Pioneer have gone heavily in to Class D. Onkyo has some Class D AV product. Denon uses it in the Heos multiroom amps. All the brands that produce mini-systems and all-in-one kits use Class D. The other way to fudge higher apparent wattages is to start quoting on 6 Ohms rather than 8, and by measuring at higher THDs and at 1kHz rather that full audio spectrum.
Bringing this back to your sound quality comment; advances in source quality such as the shift away from lossy compressing in DD and DTS to lossless in the HD audio formats, combined with smarter auto calibration including room EQ to help reduce the incidents of truly awful set-up have (IMO) been off-set by the damage done through cost-cutting on hidden tech to pay for headline features. I'll give you two direct examples. The first is from when I swapped out a customer's old high-end Denon for a new Pioneer. Price-wise they were comparable if you ignore inflation; ball park £1200-£1400 a piece. On paper, the new Pioneer was way more powerful, and so far ahead in terms of features there was just no comparison. When we fired up the new amp though it sounded noticeably quieter and had a thinner- and less involving sound. That's because the Denon flowed a lot more current.
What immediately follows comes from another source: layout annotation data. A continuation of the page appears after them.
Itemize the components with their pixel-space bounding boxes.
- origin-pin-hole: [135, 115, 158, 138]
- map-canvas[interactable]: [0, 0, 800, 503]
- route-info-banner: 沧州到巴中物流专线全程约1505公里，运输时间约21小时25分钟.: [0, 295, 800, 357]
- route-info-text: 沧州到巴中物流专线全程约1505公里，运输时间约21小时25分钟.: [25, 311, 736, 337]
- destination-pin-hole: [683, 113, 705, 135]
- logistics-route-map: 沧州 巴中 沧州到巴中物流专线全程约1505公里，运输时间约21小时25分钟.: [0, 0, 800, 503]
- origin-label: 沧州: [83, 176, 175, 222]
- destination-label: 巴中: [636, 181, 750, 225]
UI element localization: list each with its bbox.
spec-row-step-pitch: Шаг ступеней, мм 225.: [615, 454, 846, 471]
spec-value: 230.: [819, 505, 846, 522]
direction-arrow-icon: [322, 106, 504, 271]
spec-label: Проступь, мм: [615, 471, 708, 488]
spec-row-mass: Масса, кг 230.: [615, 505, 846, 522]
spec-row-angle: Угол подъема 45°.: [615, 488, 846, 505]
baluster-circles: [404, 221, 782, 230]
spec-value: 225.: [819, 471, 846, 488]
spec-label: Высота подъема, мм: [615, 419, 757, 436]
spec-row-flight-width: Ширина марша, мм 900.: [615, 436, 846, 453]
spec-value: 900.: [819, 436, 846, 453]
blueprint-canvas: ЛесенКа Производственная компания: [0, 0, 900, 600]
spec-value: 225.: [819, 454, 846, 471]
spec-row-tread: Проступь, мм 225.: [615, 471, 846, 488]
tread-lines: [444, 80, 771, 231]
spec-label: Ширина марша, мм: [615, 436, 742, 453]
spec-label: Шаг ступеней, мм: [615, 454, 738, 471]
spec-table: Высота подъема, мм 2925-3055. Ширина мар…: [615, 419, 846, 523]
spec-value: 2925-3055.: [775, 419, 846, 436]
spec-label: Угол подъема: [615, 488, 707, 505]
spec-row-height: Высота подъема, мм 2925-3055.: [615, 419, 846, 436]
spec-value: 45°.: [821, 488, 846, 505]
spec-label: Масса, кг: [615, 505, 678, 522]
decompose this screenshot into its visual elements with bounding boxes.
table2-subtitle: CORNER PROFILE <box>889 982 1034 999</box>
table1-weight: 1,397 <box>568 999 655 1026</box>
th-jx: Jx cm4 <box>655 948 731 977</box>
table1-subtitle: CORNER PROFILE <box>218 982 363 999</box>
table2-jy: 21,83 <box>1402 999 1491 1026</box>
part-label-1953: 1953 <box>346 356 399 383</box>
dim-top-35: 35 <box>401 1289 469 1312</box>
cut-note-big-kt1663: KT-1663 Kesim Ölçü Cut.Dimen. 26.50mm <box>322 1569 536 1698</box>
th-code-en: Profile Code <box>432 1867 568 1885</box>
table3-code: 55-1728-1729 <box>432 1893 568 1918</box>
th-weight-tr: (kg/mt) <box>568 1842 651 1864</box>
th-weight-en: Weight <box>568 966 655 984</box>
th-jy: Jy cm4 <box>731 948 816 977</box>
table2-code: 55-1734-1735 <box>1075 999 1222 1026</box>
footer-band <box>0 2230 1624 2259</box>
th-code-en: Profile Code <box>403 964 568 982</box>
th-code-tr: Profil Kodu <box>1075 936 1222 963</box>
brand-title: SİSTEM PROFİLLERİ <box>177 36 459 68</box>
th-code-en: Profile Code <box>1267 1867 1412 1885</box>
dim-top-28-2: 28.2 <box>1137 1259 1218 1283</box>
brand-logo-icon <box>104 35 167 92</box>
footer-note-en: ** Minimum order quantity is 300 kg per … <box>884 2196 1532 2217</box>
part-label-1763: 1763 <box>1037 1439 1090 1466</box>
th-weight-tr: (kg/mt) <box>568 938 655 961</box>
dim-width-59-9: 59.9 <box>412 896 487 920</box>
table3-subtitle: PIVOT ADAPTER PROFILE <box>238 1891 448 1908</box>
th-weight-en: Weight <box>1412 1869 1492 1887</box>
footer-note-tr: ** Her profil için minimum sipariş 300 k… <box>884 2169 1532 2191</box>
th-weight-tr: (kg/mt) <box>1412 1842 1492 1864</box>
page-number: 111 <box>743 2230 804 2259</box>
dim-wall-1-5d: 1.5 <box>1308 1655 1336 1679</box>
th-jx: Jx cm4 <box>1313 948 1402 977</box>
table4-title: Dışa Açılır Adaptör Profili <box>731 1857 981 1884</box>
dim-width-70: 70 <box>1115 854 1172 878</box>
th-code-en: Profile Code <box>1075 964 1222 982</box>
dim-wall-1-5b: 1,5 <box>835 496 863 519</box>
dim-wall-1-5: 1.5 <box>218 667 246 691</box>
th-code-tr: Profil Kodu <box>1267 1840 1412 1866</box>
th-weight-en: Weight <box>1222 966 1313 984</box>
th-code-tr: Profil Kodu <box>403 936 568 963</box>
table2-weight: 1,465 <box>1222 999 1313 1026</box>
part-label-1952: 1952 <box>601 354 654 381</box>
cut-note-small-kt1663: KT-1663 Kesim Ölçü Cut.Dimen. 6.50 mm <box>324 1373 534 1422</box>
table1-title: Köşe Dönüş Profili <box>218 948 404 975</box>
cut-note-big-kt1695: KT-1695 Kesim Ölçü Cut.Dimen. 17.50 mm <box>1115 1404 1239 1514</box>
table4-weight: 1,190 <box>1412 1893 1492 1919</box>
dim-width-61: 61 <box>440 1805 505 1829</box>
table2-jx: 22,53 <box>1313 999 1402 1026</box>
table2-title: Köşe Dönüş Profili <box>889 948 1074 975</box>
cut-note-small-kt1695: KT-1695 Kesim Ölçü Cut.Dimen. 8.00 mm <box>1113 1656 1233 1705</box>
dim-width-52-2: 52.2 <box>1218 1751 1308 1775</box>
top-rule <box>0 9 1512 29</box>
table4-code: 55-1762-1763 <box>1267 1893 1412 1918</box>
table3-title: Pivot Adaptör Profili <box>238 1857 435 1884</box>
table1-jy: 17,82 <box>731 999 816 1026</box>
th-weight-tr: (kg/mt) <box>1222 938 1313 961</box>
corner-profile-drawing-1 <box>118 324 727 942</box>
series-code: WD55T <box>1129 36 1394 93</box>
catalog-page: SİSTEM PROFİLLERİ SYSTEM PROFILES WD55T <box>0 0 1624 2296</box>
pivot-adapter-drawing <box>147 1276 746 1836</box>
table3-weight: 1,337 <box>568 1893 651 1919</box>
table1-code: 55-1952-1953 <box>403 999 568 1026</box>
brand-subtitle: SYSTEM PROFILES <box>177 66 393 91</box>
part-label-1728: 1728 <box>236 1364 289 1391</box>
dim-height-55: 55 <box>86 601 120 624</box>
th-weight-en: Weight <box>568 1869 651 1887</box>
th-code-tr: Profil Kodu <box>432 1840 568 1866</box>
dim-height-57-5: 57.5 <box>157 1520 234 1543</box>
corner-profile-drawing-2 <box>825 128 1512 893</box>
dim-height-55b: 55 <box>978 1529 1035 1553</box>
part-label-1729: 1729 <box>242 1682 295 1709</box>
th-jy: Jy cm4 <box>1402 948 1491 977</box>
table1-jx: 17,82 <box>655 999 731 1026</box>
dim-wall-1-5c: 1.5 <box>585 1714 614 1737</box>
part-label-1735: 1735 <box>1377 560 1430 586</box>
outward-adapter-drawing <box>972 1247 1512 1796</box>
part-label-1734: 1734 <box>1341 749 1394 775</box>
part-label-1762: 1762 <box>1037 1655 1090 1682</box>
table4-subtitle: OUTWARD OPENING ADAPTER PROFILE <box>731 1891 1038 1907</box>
The second is at the other end of the price spectrum. I have a customer for whom I swapped out a late 90's Yamaha AV receiver for something newer with HDMIs. Most folk wouldn't have given the old Yamaha a second glance. However, I knew it was equipped with a very good power supply and high quality capacitors. The low noise floor and dynamic ability meant it could embarrass some well respected 2 channel Hi-Fi amps in the £500 price range. It would blow today's AV receivers in to the weeds on music and well set-up DD/DTS. I sold it on to a customer who was looking for exactly this sort of high quality performance in an amp that supported digital as well as analogue connections.
Before you get the impression I have a downer on modern gear, I don't. What I am is realistic about manufacturer claims and equipment reviews. The fundamentals of amplification really hasn't changed that much. Amps modulate the mains and supply current. On the whole, this takes a heap of cash to do that well.